A que caminha entre os lobos


Lá vem a velha, que habita os lugares onde todos desconhecem e onde jamais pisaram; se por lá chegou, se perdeu do bando ou dos caminhos por onde andara. Onde se chega à procura do algo esquecido ou daquilo que nunca encontrará. Passou pisando firme entre as estradas lamacentas, seus passos eram ligeiros como os dos lobos, no entanto, se desejas ver seus rastros, é mera perda de tempo. A cada passo seu, o pé toca o chão, mas o chão não registra o seu caminhar, caminha leve, distante, os passos são irregistráveis, intocáveis, surreais. Nas costas a responsabilidade tocante de recuperar partes, os ossos largados à estrada. Aqueles constituem o caminho, que refaz o esqueleto, das perdas, dos ganhos, da construção. Ora, pedras soltas, peças a alinhavar-se, retocar, colocar novamente ao ritmo, torná-las ao canto, ajustar ao corpo, livrá-las do pranto.
Dos atos perspicazes, não se ilude, não é frutos dos enganos, seus cabelos cobrem-lhe o rosto e o corpo robusto impede os movimentos ligeiros, mas é mais rápida que o pensamento. De sua boca saem os mais distintos sons: ora pia, carcareja, late, silva, ora a língua arrisca algumas palavras humanas. Instrui ao não-erro, não erra jamais, mostra o cadeado, mas não entrega as chaves, nunca, nunca vezes nunca, definitivamente nunca.
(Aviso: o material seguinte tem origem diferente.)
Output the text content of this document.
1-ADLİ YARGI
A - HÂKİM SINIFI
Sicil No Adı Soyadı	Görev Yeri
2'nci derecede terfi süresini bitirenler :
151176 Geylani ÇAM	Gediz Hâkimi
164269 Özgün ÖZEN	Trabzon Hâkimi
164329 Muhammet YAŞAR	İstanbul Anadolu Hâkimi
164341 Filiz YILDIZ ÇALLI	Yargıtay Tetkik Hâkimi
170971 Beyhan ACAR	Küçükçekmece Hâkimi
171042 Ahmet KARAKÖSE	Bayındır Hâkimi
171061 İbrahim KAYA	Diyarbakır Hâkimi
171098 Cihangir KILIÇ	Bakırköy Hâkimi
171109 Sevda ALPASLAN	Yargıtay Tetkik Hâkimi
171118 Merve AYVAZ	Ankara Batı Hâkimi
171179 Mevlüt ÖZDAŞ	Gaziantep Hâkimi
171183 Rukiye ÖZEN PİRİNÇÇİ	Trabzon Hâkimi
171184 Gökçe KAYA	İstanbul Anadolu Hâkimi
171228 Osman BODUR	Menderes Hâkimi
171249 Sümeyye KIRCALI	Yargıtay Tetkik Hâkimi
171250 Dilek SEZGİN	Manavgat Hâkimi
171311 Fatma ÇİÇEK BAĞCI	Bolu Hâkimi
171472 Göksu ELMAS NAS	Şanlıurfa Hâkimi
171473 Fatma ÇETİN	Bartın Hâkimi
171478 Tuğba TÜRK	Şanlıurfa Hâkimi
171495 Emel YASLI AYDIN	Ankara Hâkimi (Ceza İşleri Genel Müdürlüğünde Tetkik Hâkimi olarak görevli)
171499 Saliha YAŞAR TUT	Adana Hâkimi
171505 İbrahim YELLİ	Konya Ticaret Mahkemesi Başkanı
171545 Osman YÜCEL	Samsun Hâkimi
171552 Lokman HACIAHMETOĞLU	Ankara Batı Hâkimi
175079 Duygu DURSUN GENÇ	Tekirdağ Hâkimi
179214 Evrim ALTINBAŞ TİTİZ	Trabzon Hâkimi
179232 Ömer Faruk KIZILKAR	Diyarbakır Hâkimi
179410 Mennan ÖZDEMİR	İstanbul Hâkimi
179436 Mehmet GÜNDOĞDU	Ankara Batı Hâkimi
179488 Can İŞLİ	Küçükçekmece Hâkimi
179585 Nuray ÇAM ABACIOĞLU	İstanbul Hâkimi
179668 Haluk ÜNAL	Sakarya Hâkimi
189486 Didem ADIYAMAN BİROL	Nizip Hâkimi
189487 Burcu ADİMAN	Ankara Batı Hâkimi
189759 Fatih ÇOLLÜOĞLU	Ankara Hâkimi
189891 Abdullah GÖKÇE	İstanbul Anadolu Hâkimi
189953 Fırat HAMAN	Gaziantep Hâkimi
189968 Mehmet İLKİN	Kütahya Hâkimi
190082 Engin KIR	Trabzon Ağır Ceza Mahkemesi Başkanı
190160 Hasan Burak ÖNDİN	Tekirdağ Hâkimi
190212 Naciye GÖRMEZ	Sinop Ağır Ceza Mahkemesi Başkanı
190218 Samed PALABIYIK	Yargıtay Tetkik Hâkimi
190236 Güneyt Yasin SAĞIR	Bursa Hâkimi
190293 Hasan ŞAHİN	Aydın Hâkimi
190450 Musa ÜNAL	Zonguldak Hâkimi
Sua lição é a não-entrega, é o que pode dar certo, o que o erro não toma, não trata do não-tratado, ignora os intratáveis, dispensa os tratantes. Ressuscita perdidos às margens, sufocados pelo desespero, devora o medo, revive em cada canto almas desalojadas. Mira, recolheu mais ossos, mais alguns, dessa vez dois grandes. Dois robustos, dois fêmur, o par da erguição, do levantar a'lma, do avivar o que se fora. Devolver o ar, soprar os pulmões, inspirar e expirar, respirar de novo, um novo, de novo. Um ovo. Um começo, o brotar de ideias, o subir à garganta de palavras enclausuradas, trazer à margem ossos, os do passado, os que não estão mais aqui, voltar a engrenar, acompanhar o manejo, apertar a folga.
Mora entre os índios do Centro-Oeste ou sob as planícies do cerrado, não se sabe. Ou será dentro do poço? Já a viram andando montada em labaredas de fogo, do sul ao norte, do leste a oeste. Seu nome se confunde pelas estradas, é a Fazedora, A mulher dos Ossos, A trapaceira... e outros nomes impronunciáveis. Não diga seu nome, não abra a boca para convocá-la, não se deve chamá-la. Não obedece aos chamados, não é adestrada, é selvagem, agreste, chame-a estalando os dedos e os devorará todos. Sentiu o cheiro dos ossos ao longe, aproximou-se e investigou-os mais uma vez, dessa vez seis costelas, recolheu-as, dentro do saco corpos a formar. Cantará noites sobre esqueletos, reerguerá muitos, a voz que os toca vem de dentro, do seu íntimo, de mais longe, da alma. Aos ouvidos dos que se foram, deita as mais cruéis verdades, sussurra o medo, o alívio, toca o desalinhado, sua voz alcança o mais fundo, mergulha entre sentimentos, em busca de religar o self, provoca a reconexão. Dá o braço para o alavancar, segura firme os pulsos dos caídos, mas já à margem, solta sem piedade. Cair ou ergue-se, escolhas farás, quem dá a água,  não dá o pão.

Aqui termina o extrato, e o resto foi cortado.